[EM] No evidence that IRV doesn't fail. Reasons why it must.

Eric Gorr eric at ericgorr.net
Fri Jan 23 11:52:06 PST 2004

At 1:28 PM -0600 1/23/04, Paul Kislanko wrote:
>Eric wrote:
>>Consider the case of a polarizing issue, such as Abortion. To
>>those on either side, their last place vote will matter just as
>>much as their first place vote. Even their middle preferences
>  >will matter greatly as it puts a buffer between the viewpoint
>>they agree with and the viewpoint the simply hate.
>There are a lot of implicit assumptions here about which voting method is
>being used. You are assuming that fully ranked ballots are being used

I have made no such assumption.

Pretend that Candidate A is pro-aborition. Candidate N is 
anti-aborition. The voter could easily rank:

   A > B = ... = M > N

If the voter sees no relative difference of candidates B - M, there 
is no need to fully rank them.

Still, all preferences matter.

>assuming that reading the ballots backwards implies a "dislike" function the
>same way that reading it forward implies a "like" function.

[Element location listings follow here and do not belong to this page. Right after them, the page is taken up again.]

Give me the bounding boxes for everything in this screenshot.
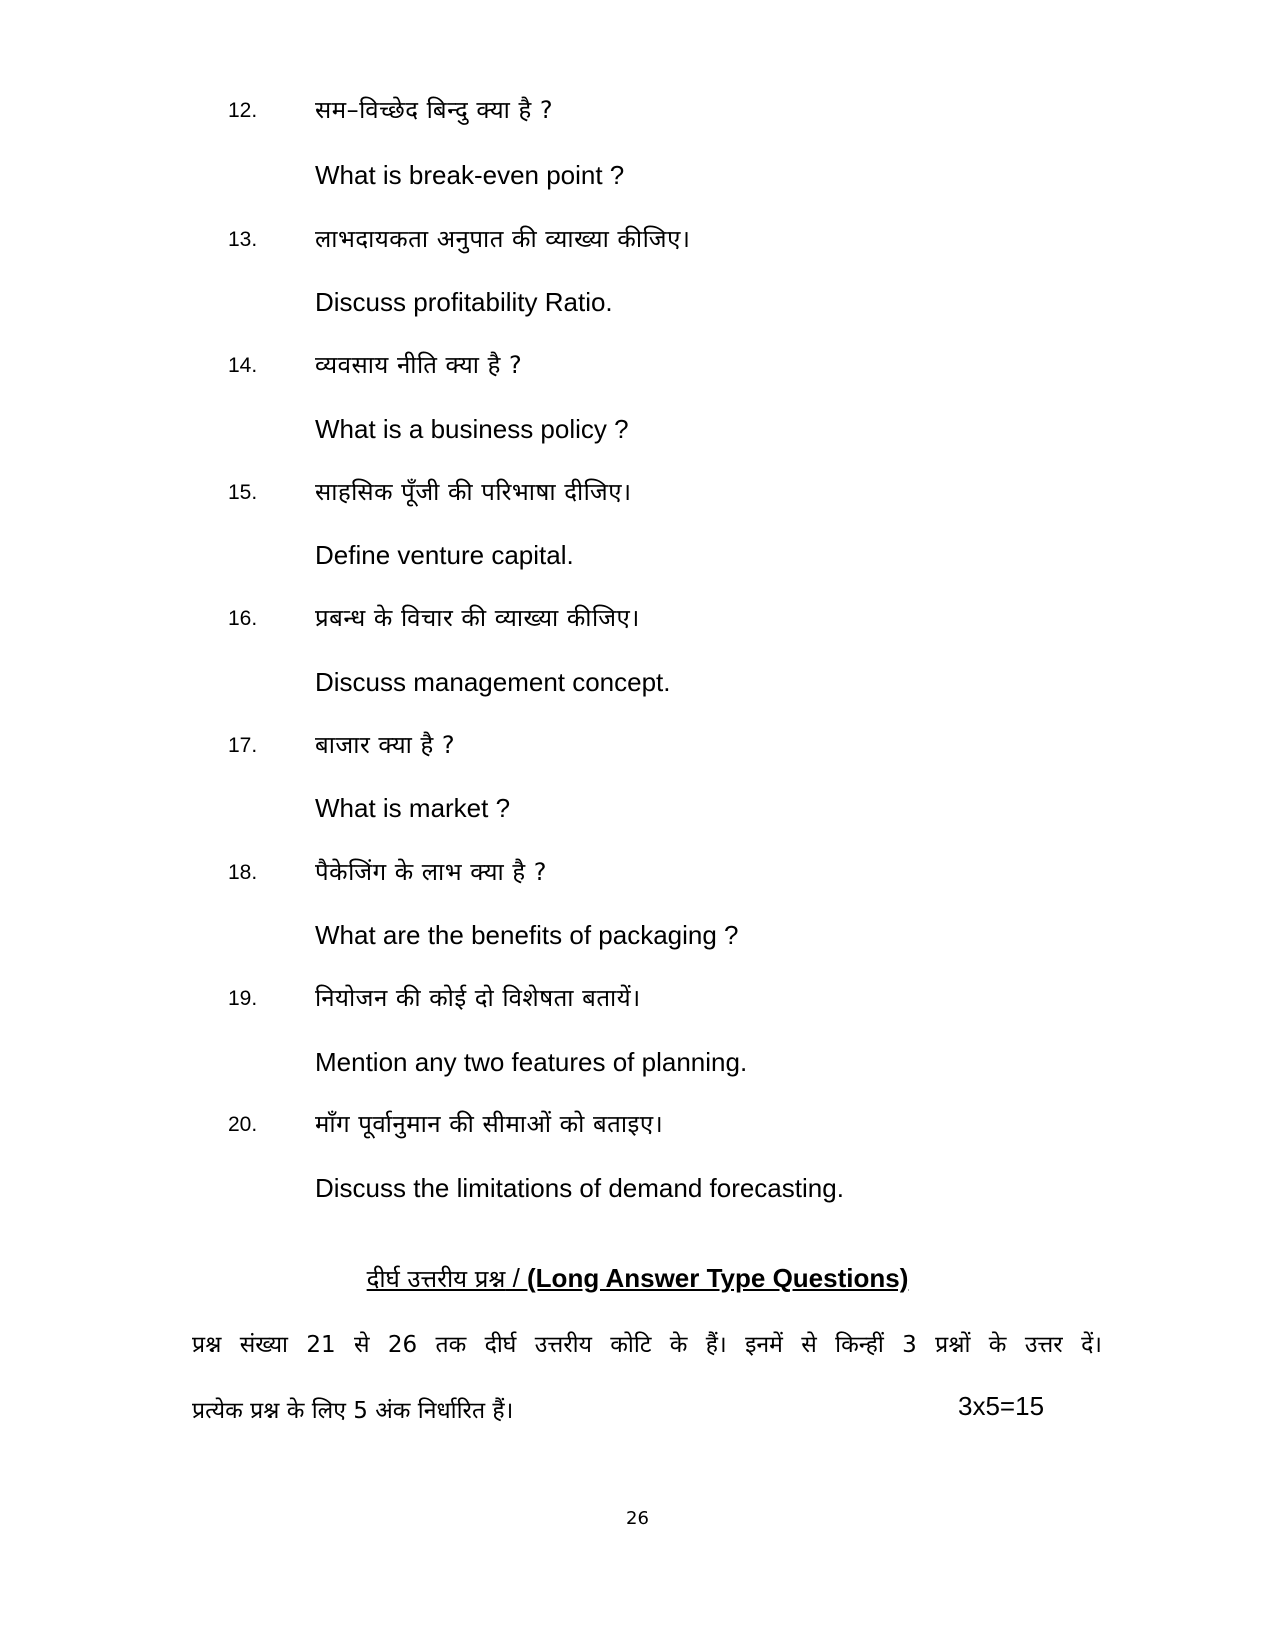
- question-text-english: Define venture capital.: [315, 540, 574, 570]
- question-text-hindi: बाजार क्या है ?: [315, 731, 456, 759]
- question-text-english: What is break-even point ?: [315, 160, 625, 190]
- question-text-english: Discuss management concept.: [315, 667, 671, 697]
- question-text-english: Discuss the limitations of demand forecasting.: [315, 1173, 844, 1203]
- marks-allocation: 3x5=15: [958, 1391, 1045, 1421]
- question-text-hindi: साहसिक पूँजी की परिभाषा दीजिए।: [315, 478, 632, 506]
- question-text-english: What are the benefits of packaging ?: [315, 920, 739, 950]
- section-heading-english: (Long Answer Type Questions): [527, 1263, 909, 1293]
- section-heading: [0, 1262, 1275, 1295]
- question-text-english: What is a business policy ?: [315, 414, 629, 444]
- question-number: 15.: [228, 481, 258, 504]
- instruction-line-1: प्रश्न संख्या 21 से 26 तक दीर्घ उत्तरीय कोटि के हैं। इनमें से किन्हीं 3 प्रश्नों के उत्तर दें।: [192, 1332, 1102, 1358]
- question-text-hindi: माँग पूर्वानुमान की सीमाओं को बताइए।: [315, 1110, 664, 1138]
- question-number: 18.: [228, 861, 258, 884]
- question-text-hindi: नियोजन की कोई दो विशेषता बतायें।: [315, 984, 641, 1012]
- question-text-english: Mention any two features of planning.: [315, 1047, 748, 1077]
- section-heading-hindi: दीर्घ उत्तरीय प्रश्न: [366, 1265, 506, 1293]
- question-text-hindi: व्यवसाय नीति क्या है ?: [315, 351, 523, 379]
- question-text-hindi: पैकेजिंग के लाभ क्या है ?: [315, 858, 547, 886]
- question-number: 12.: [228, 99, 258, 122]
- page-number: 26: [626, 1508, 649, 1529]
- question-text-hindi: सम–विच्छेद बिन्दु क्या है ?: [315, 96, 554, 124]
- question-text-english: Discuss profitability Ratio.: [315, 287, 613, 317]
- instruction-line-2: प्रत्येक प्रश्न के लिए 5 अंक निर्धारित हैं।: [192, 1398, 514, 1424]
- section-heading-separator: /: [505, 1263, 528, 1293]
- question-number: 13.: [228, 228, 258, 251]
- question-number: 14.: [228, 354, 258, 377]
- question-number: 17.: [228, 734, 258, 757]
- question-text-hindi: लाभदायकता अनुपात की व्याख्या कीजिए।: [315, 225, 691, 253]
- question-number: 16.: [228, 607, 258, 630]
- question-text-hindi: प्रबन्ध के विचार की व्याख्या कीजिए।: [315, 604, 640, 632]
- question-number: 20.: [228, 1113, 258, 1136]
- question-text-english: What is market ?: [315, 793, 511, 823]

This is simply what ranked ballots are. The alternatives are ranked 
by a voter from most to least liked.

>That would only be the case when every voter ranks all candidates, and every
>voter has been told that who they rank last matters.

A full ranking is implied even when the voter truncates. For example,

   A > B > C > D = ... = N

Is the equivalent to:

   A > B > C

and we still have the function you describe.

>No voter I know wants to go to that much trouble.

There is no need to.

>"Which do you like the most" gets to be a harder question after two or three

which is why one allows a voter to rank alternatives as being equivalent.